I think this sort of thinking is endemic to how the conservative movement thinks about racism. For them it isn't an actual force, but a rhetorical device for disarming your opponents. So one does not call Robert Weissberg racist and question his ties to National Review because one seeks to stamp out racism, but because one hopes to secure the White House for Democrats. Or some such. Even if you have a record of calling out bigotry voiced by people deemed to be "on your team," it doesn't much matter because there's no real belief in it existing to begin with.
The conservative movement doesn't understand anti-racism as a value, only as a rhetorical pose. This is how you end up tarring the oldest integrationist group in the country (the NAACP) as racist. The slur has no real moral content to them. It's all a game of who can embarrass who. If you don't think racism is an actual force in the country, then you can only understand it's invocation as a tactic.
This is a very old way of you thinking. It's what you get out of watching Buckley's bumbling response to Baldwin--he neither regards Baldwin with any seriousness, nor the issue with any real concern. It's a game to him. He is effectively a homer for team red. Nothing else matters.

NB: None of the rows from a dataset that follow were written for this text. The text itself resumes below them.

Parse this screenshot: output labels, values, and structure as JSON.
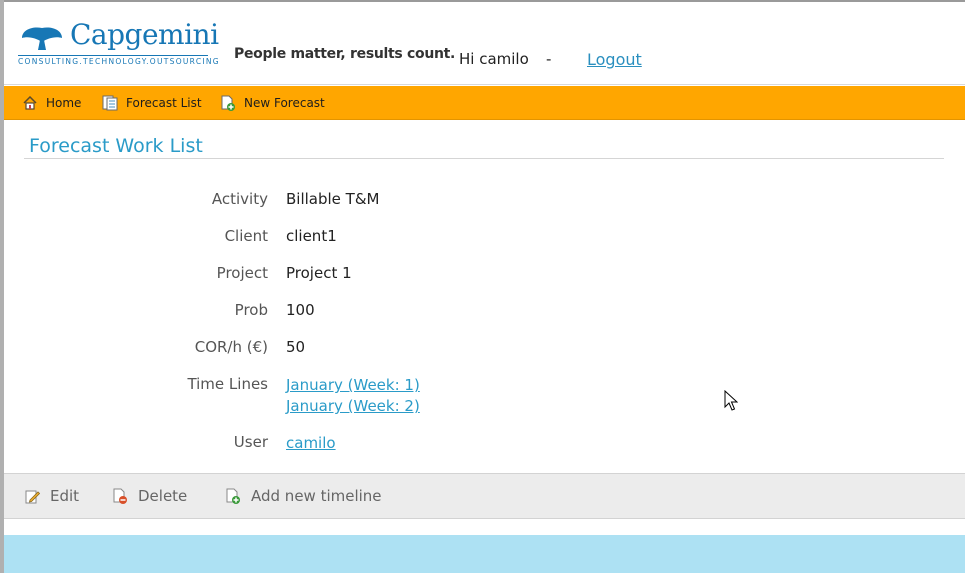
{
  "header": {
    "brand": "Capgemini",
    "brand_tagline": "CONSULTING.TECHNOLOGY.OUTSOURCING",
    "motto": "People matter, results count.",
    "greeting": "Hi camilo",
    "separator": "-",
    "logout_label": "Logout"
  },
  "nav": {
    "items": [
      {
        "label": "Home",
        "icon": "home-icon"
      },
      {
        "label": "Forecast List",
        "icon": "list-icon"
      },
      {
        "label": "New Forecast",
        "icon": "new-document-icon"
      }
    ]
  },
  "page": {
    "title": "Forecast Work List"
  },
  "details": {
    "activity": {
      "label": "Activity",
      "value": "Billable T&M"
    },
    "client": {
      "label": "Client",
      "value": "client1"
    },
    "project": {
      "label": "Project",
      "value": "Project 1"
    },
    "prob": {
      "label": "Prob",
      "value": "100"
    },
    "cor": {
      "label": "COR/h (€)",
      "value": "50"
    },
    "timelines": {
      "label": "Time Lines",
      "links": [
        "January (Week: 1)",
        "January (Week: 2)"
      ]
    },
    "user": {
      "label": "User",
      "value": "camilo"
    }
  },
  "toolbar": {
    "edit_label": "Edit",
    "delete_label": "Delete",
    "add_timeline_label": "Add new timeline"
  },
  "colors": {
    "nav_bg": "#ffa600",
    "accent": "#2a9bc8",
    "brand": "#1777b5",
    "footer_bg": "#ade1f3"
  }
}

That tradition of viewing racism, not as an actual thing of import, but merely as rhetoric continues today. To abandon that tradition, I suspect, would be cause for an existential crisis.
EDIT: A bit more:
so, in your view, this justifies black panthers' death threats or the racism of al sharpton and the likes (White folks was [sic] in caves while we was building empires), or the racist attack mobs of black youths against white people, the fact george zimmerman is hispanic but the "post-racial" leftwing media shoved down everyone's throat that he in fact is a "white hispanic" ensuing a nationwide anti-white wave amongst black thugs, black teenagers murdering 90 year old white women, etc, etc.

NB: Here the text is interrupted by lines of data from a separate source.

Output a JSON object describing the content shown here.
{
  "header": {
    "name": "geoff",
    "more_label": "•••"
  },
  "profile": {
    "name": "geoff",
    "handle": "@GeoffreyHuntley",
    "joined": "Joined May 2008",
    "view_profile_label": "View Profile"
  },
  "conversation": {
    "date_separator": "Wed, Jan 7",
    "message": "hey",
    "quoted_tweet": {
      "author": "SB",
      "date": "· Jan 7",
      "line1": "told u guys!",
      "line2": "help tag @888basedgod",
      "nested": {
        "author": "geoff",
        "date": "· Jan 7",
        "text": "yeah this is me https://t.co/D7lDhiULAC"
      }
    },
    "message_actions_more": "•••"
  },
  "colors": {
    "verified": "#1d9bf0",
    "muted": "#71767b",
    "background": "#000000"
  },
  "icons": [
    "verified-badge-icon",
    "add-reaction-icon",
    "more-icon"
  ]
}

Notice the same formula. The argument isn't really important. What's been written in this space isn't really important. It's a game.
And:
The Blacks and the Conservatives: One problem with getting African-Americans to regard the conservative movement with anything other than antipathy is that movement's persistent proximity with white racists. National Review is seemingly the house organ for sane conservatives. Up until last week they regularly featured the writing of an admitted racist John Derbyshire and "race realist" Robert Weissberg.
Above you can find Weissberg, discussing how he believes Jews view blacks. If you are black, be careful. The urge to punch through your monitor will prove quite strong. What's most insidious is Weissberg implicates other Jews in his attempt to rehab the word "schvartze." (It's not like Nigger!) National Review's editor Rich Lowry was obviously "shocked and appalled." Alex Pareene shows even more links.

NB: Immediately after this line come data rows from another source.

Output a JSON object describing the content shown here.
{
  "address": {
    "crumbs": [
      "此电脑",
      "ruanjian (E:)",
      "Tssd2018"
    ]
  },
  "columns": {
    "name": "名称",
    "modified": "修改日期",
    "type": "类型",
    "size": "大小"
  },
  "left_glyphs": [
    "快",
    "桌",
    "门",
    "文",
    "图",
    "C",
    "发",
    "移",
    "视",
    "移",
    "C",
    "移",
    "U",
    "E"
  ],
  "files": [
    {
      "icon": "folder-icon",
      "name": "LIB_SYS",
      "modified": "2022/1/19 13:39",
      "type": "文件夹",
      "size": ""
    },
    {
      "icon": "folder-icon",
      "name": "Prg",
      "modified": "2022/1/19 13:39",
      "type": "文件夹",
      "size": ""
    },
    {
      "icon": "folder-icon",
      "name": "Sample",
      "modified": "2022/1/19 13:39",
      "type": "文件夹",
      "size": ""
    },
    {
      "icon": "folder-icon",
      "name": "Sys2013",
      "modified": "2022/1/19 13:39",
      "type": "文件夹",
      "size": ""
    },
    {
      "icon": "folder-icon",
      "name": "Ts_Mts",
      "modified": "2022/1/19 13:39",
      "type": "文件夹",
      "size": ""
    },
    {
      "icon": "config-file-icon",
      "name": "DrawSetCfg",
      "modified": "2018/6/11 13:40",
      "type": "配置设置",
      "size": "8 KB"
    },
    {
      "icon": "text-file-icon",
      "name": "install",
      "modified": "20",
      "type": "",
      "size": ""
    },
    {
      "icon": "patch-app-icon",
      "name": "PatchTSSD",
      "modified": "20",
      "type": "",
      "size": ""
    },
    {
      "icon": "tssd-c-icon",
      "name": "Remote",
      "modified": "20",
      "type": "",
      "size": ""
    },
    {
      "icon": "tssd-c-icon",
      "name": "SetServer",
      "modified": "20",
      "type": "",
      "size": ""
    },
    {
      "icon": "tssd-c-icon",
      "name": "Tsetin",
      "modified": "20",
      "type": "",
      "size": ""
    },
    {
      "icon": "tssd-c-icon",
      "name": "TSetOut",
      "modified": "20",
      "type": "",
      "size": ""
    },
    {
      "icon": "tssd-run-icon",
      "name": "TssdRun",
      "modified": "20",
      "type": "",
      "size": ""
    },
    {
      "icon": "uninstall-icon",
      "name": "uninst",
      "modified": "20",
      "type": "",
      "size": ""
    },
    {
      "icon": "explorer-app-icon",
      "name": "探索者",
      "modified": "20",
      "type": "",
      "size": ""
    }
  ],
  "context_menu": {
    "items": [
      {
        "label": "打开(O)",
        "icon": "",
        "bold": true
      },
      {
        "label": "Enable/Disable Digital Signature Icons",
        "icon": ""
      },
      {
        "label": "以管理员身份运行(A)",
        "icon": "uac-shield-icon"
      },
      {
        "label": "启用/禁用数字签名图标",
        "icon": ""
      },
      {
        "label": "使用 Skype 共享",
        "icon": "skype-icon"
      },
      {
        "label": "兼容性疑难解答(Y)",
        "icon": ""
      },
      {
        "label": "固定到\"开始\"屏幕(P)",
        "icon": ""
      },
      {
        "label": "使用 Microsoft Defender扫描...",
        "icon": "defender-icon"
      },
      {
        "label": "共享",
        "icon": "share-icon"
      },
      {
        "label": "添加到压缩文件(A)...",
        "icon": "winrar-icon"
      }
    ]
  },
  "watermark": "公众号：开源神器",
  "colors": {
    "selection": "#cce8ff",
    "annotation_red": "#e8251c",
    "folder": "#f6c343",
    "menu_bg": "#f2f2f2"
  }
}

Again the thing to note here is the base level of inhumanity you see on display. Never forget that when Derbyshire is telling his kids to cultivate black friends and use them to deflect charges of racism, he isn't merely responding to, say, the rhetoric of Al Sharpton (which would be bad enough) he is responding to the death of someone's child, Pay close attention to Weissberg's tone toward African-Americans.
When white resentment is a significant plank in your platform, cruelty follows.